Faith stares up at the ceiling fan. “Sometimes missing people leave clues behind. Have you found anything?”
I sigh and then shake my head.
“The clues don’t have to be physical,” she says. “Everything you need to know about where Tyler’s gone could be in Tyler himself.”
“Yeah,” I say, puffing out air.
“Yeah, what?” she asks.
“Tyler—he’s been really different recently. He’s been distant. He’s been breaking all the rules.”

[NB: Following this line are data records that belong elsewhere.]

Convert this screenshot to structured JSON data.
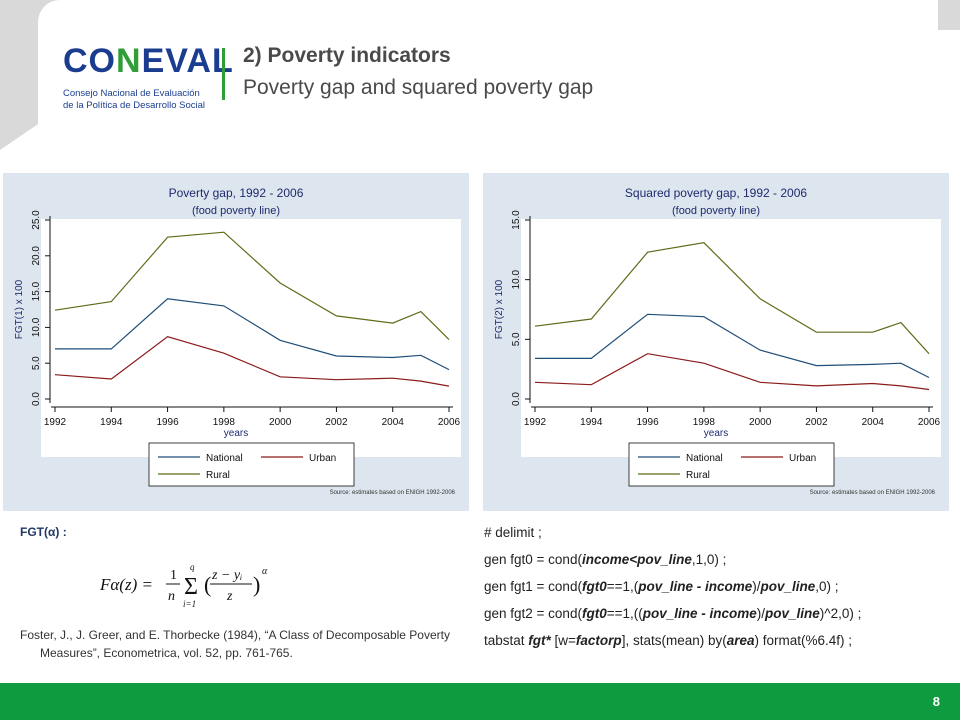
{
  "header": {
    "logo": {
      "name": "CONEVAL logo",
      "word_a": "CO",
      "word_b": "N",
      "word_c": "EVAL",
      "subtitle_line1": "Consejo Nacional de Evaluación",
      "subtitle_line2": "de la Política de Desarrollo Social"
    },
    "title": "2) Poverty indicators",
    "subtitle": "Poverty gap and squared poverty gap"
  },
  "colors": {
    "national": "#1f4e79",
    "urban": "#8b1a1a",
    "rural": "#5b6e1a",
    "footer": "#0e9b40",
    "chart_bg": "#dde6ee"
  },
  "chart_data": [
    {
      "type": "line",
      "title": "Poverty gap, 1992 - 2006",
      "subtitle": "(food poverty line)",
      "xlabel": "years",
      "ylabel": "FGT(1) x 100",
      "x": [
        1992,
        1994,
        1996,
        1998,
        2000,
        2002,
        2004,
        2005,
        2006
      ],
      "xticks": [
        "1992",
        "1994",
        "1996",
        "1998",
        "2000",
        "2002",
        "2004",
        "2006"
      ],
      "yticks": [
        "0.0",
        "5.0",
        "10.0",
        "15.0",
        "20.0",
        "25.0"
      ],
      "ylim": [
        0,
        25
      ],
      "series": [
        {
          "name": "National",
          "values": [
            7.0,
            7.0,
            14.0,
            13.0,
            8.2,
            6.0,
            5.8,
            6.1,
            4.1
          ]
        },
        {
          "name": "Urban",
          "values": [
            3.4,
            2.8,
            8.7,
            6.4,
            3.1,
            2.7,
            2.9,
            2.5,
            1.8
          ]
        },
        {
          "name": "Rural",
          "values": [
            12.4,
            13.6,
            22.6,
            23.3,
            16.2,
            11.6,
            10.6,
            12.2,
            8.3
          ]
        }
      ],
      "legend": "bottom",
      "source": "Source: estimates based on ENIGH 1992-2006"
    },
    {
      "type": "line",
      "title": "Squared poverty gap, 1992 - 2006",
      "subtitle": "(food poverty line)",
      "xlabel": "years",
      "ylabel": "FGT(2) x 100",
      "x": [
        1992,
        1994,
        1996,
        1998,
        2000,
        2002,
        2004,
        2005,
        2006
      ],
      "xticks": [
        "1992",
        "1994",
        "1996",
        "1998",
        "2000",
        "2002",
        "2004",
        "2006"
      ],
      "yticks": [
        "0.0",
        "5.0",
        "10.0",
        "15.0"
      ],
      "ylim": [
        0,
        15
      ],
      "series": [
        {
          "name": "National",
          "values": [
            3.4,
            3.4,
            7.1,
            6.9,
            4.1,
            2.8,
            2.9,
            3.0,
            1.8
          ]
        },
        {
          "name": "Urban",
          "values": [
            1.4,
            1.2,
            3.8,
            3.0,
            1.4,
            1.1,
            1.3,
            1.1,
            0.8
          ]
        },
        {
          "name": "Rural",
          "values": [
            6.1,
            6.7,
            12.3,
            13.1,
            8.4,
            5.6,
            5.6,
            6.4,
            3.8
          ]
        }
      ],
      "legend": "bottom",
      "source": "Source: estimates based on ENIGH 1992-2006"
    }
  ],
  "formula": {
    "label": "FGT(α) :",
    "lhs": "Fα(z) =",
    "frac1_num": "1",
    "frac1_den": "n",
    "sum_top": "q",
    "sum_bottom": "i=1",
    "frac2_num": "z − yᵢ",
    "frac2_den": "z",
    "exponent": "α"
  },
  "reference": "Foster, J., J. Greer, and E. Thorbecke (1984), “A Class of Decomposable Poverty Measures”, Econometrica, vol. 52, pp. 761-765.",
  "code": {
    "line1": "# delimit ;",
    "line2": {
      "a": "gen fgt0 = cond(",
      "b": "income<pov_line",
      "c": ",1,0) ;"
    },
    "line3": {
      "a": "gen fgt1 = cond(",
      "b": "fgt0",
      "c": "==1,(",
      "d": "pov_line - income",
      "e": ")/",
      "f": "pov_line",
      "g": ",0) ;"
    },
    "line4": {
      "a": "gen fgt2 = cond(",
      "b": "fgt0",
      "c": "==1,((",
      "d": "pov_line - income",
      "e": ")/",
      "f": "pov_line",
      "g": ")^2,0) ;"
    },
    "line5": {
      "a": "tabstat ",
      "b": "fgt*",
      "c": " [w=",
      "d": "factorp",
      "e": "], stats(mean) by(",
      "f": "area",
      "g": ") format(%6.4f) ;"
    }
  },
  "footer": {
    "page_number": "8"
  }
}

“Rules.” She laughs slightly, like the word tickles her tongue. “Maybe he’s not missing. Maybe he ran away. Maybe he was sick of the rules. Maybe all the pieces inside him fell apart.” She’s the second person to tell me this, after Ivy, and it still doesn’t make me feel any better.
I think for a second. “That’s not something he’d do.”
“People have their ways of surprising us.” Her eyes are the only stars I see now, and I cling to them like they’re the only sources of light that’ll be given to me in this dark tunnel. “Everything will be all right.”
I don’t think everything’s going to be all right. But it’s still nice to hear it.
The next day, Sunday, it’s almost physically painful to stay in my house; it’s so tense and quiet. I sit in my room in silence for a while, a tender soreness in my stomach and arms. I pull up Tyler’s Twitter page and scroll through his photos in a selfish attempt to scrape up some happiness. And it almost works until I come across this one photo I haven’t seen in years. The photo is of us wearing Transformers costumes to our fourth-grade Halloween party—he was Bumblebee and I was Optimus Prime—and suddenly there’s a weight on my shoulders and an emptiness inside me that I just want to fucking go away.